Court ruling emphasizes how timing and correct labelling of payment & pay less notices is critical; informal practices or assumptions based on past dealings will not protect contractors.
In Vision Construct Limited ('VCL') v Gypcraft Drylining Contractors Limited ('Gypcraft') [2025] EWHC 2707 (TCC), the Technology and Construction Court ('TCC') rejected an attempt by VCL to overturn an adjudicator’s ruling that awarded over £216,000 plus interest to its subcontractor Gypcraft, following VCL's failure to adhere to the contractual and statutory payment regime under the Housing Grants, Construction and Regeneration Act 1996 (the 'Act').
Background
In November 2020, VCL appointed Gypcraft as subcontractor pursuant to the terms of a JCT DBSub/C 2016 Subcontract.
Gypcraft had historically accepted paayment notices issued by VCL later than stipulated in the subcontract. However, following issue of a payment notice by VCL that was 5 days late, seeking to reduce the amounts owed to Gypcraft by c. £200k (and in the absence of any pay less notice) Gypcraft commenced a "smash & grab" adjudication.
The adjudicator found that VCL had failed to serve either a payment notice (as it was late) or a pay less notice in response to Gypcraft's valid interim payment application. VCL was ordered to pay Gypcraft £216,947.75, being the sum notified in the payment application, plus interest of £26,045.76 (the 'award'), in accordance with section 110B(4) of Act.
VCL paid the award, but subsequently sought a declaration from the Court in relation to the proper construction of the payment mechanism used in the Subcontract.
TCC ruling
VCL pleaded that:
- Gypcraft’s interim payment application was invalid, having been issued before the applicable statutory due date (the contractual due date provisions lacking in clarity).
- Gypcraft had historically accepted VCL's payment notices issued later than required by the subcontract and was therefore estopped from denying that VCL's payment notice was effective.
- VCL's payment notice should in fact be treated as a valid pay less notice.
Adrian Williamson KC rejected VCL's case, holding that:
- The subcontract clearly set out dates for submissions, due dates, and notices. It would have been "perverse and uncommercial to hold that the regime could not work as intended".
- Estoppel by convention could not arise – there was no evidence of a shared assumption, reliance by VCL nor convention.

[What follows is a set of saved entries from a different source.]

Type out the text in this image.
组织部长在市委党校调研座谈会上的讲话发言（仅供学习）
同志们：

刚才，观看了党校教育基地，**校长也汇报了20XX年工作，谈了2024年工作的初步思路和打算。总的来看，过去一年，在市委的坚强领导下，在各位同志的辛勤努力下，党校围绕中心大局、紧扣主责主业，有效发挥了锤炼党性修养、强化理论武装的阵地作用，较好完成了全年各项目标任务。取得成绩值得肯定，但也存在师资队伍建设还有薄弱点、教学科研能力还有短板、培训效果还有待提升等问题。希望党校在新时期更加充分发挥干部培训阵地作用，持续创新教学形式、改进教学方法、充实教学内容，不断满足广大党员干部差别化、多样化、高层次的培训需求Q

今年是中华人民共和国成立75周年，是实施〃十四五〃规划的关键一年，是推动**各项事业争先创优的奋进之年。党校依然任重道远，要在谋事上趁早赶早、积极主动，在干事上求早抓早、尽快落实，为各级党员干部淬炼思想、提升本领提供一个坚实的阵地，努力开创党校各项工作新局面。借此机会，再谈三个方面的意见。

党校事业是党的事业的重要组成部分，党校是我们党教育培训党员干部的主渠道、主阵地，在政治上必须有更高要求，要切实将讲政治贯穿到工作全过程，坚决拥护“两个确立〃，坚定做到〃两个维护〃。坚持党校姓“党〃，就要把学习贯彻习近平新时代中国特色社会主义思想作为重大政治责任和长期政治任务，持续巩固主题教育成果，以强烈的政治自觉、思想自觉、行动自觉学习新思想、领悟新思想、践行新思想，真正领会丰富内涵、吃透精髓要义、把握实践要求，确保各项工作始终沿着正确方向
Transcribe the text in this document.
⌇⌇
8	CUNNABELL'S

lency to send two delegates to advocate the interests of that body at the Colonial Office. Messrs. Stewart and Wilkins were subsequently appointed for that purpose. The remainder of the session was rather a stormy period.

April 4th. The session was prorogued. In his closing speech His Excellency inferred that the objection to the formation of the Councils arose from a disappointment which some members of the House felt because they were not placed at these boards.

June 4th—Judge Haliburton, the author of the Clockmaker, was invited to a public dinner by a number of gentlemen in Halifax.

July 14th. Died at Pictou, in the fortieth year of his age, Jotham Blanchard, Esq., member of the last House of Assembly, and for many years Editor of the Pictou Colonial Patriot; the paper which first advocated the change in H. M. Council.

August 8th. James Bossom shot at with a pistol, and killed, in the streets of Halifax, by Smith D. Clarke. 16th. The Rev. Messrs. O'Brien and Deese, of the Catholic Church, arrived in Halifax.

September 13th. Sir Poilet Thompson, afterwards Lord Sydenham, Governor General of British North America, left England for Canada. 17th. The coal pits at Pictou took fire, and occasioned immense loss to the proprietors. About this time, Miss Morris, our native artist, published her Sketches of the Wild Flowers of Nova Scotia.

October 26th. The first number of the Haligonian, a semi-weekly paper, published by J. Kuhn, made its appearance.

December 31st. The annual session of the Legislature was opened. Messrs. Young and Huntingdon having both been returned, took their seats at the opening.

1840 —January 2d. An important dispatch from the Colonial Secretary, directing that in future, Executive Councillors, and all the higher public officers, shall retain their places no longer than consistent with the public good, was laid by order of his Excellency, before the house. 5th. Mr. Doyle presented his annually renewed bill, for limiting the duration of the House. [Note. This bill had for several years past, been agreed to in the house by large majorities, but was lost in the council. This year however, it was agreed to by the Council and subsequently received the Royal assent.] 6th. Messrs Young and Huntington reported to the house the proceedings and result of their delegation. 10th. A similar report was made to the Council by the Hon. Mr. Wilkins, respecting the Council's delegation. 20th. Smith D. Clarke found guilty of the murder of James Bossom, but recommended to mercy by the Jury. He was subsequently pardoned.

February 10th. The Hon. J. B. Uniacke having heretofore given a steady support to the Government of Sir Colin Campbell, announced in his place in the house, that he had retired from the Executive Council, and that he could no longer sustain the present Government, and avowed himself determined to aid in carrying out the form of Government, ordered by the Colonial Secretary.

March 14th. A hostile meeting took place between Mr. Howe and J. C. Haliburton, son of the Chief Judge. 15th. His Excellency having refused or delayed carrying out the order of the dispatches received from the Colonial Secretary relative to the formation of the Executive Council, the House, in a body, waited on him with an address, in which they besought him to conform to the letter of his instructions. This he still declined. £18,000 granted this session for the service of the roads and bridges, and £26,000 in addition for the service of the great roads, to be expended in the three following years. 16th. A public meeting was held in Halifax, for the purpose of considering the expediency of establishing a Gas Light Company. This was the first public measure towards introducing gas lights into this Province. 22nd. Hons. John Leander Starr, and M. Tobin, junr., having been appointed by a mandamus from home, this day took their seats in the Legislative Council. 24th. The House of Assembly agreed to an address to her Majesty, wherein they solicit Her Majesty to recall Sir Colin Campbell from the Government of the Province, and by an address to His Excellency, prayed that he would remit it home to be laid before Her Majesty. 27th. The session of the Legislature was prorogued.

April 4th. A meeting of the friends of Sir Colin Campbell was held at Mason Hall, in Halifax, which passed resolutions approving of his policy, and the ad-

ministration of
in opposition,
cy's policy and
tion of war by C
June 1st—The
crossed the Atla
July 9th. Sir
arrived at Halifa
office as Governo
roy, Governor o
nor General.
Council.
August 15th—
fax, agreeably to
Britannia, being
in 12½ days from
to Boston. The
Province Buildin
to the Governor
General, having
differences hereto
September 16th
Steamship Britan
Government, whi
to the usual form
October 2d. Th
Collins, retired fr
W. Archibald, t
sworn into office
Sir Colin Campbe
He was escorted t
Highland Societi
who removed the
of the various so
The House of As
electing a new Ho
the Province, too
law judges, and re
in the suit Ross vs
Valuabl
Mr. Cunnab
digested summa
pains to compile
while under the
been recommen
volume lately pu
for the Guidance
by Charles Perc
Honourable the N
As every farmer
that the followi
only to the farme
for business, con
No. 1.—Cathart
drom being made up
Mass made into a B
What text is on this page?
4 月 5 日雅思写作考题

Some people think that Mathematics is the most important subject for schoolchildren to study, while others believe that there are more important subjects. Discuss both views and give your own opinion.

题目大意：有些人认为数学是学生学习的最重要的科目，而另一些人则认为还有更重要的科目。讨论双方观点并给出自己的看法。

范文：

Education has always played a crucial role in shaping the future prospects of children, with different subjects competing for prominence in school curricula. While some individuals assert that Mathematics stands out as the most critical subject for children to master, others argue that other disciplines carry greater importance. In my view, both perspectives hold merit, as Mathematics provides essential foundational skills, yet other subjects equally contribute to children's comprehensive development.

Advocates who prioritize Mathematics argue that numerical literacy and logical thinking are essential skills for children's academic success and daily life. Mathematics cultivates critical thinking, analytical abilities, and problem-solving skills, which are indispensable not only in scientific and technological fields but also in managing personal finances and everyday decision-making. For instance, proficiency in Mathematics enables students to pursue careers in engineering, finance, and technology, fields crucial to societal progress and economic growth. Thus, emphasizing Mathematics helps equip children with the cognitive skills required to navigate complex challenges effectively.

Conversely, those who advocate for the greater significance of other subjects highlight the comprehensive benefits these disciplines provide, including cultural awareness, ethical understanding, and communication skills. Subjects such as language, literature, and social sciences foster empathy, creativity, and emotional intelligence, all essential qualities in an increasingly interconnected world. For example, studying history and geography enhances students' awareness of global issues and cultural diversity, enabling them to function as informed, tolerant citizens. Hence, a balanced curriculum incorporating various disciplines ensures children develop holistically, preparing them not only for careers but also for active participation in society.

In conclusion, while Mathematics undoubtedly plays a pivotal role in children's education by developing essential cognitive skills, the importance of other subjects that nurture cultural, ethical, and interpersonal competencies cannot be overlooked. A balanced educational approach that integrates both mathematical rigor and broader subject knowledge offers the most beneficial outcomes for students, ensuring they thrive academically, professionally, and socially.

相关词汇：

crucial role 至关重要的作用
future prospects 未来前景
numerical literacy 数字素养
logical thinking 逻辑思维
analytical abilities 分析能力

- VCL's payment notice was clearly a payment notice and could not be retrospectively reclassified as a pay less notice – "it would…entirely undermine the Act and the Sub-Contract if what the parties clearly intended at the time to be a Payment Notice could somehow retrospectively be converted into a Pay Less Notice". The Court referred to the findings of Coulson J in Grove Developments Limited v S&T (UK) Limited [2018] BLR 173, specifically that:
"…general guidance applies equally to a payment notice and a pay less notice. Each has to make plain that it is, respectively, a payment notice or a pay less notice. Each has to clearly set out the sum which is said to be due and/or to be deducted, and the basis on which that sum is calculated".
Practical implications for contractors and subcontractors
This case reinforces the importance of strict compliance with statutory and contractual payment provisions, in particular:
- Missing deadlines for payment notices or pay less notices can result in full liability for the claimed amount.
- A payment notice cannot later be treated as a pay less notice. Each notice must be correctly titled and served within the statutory and/or contractual timeframe.
- Historical acceptance of notices issued late does not create an estoppel unless there is clear evidence of a shared assumption and reliance.
- Parties should maintain accurate records of applications, notices, and dates in order to avoid disputes and strengthen their position in adjudication or litigation.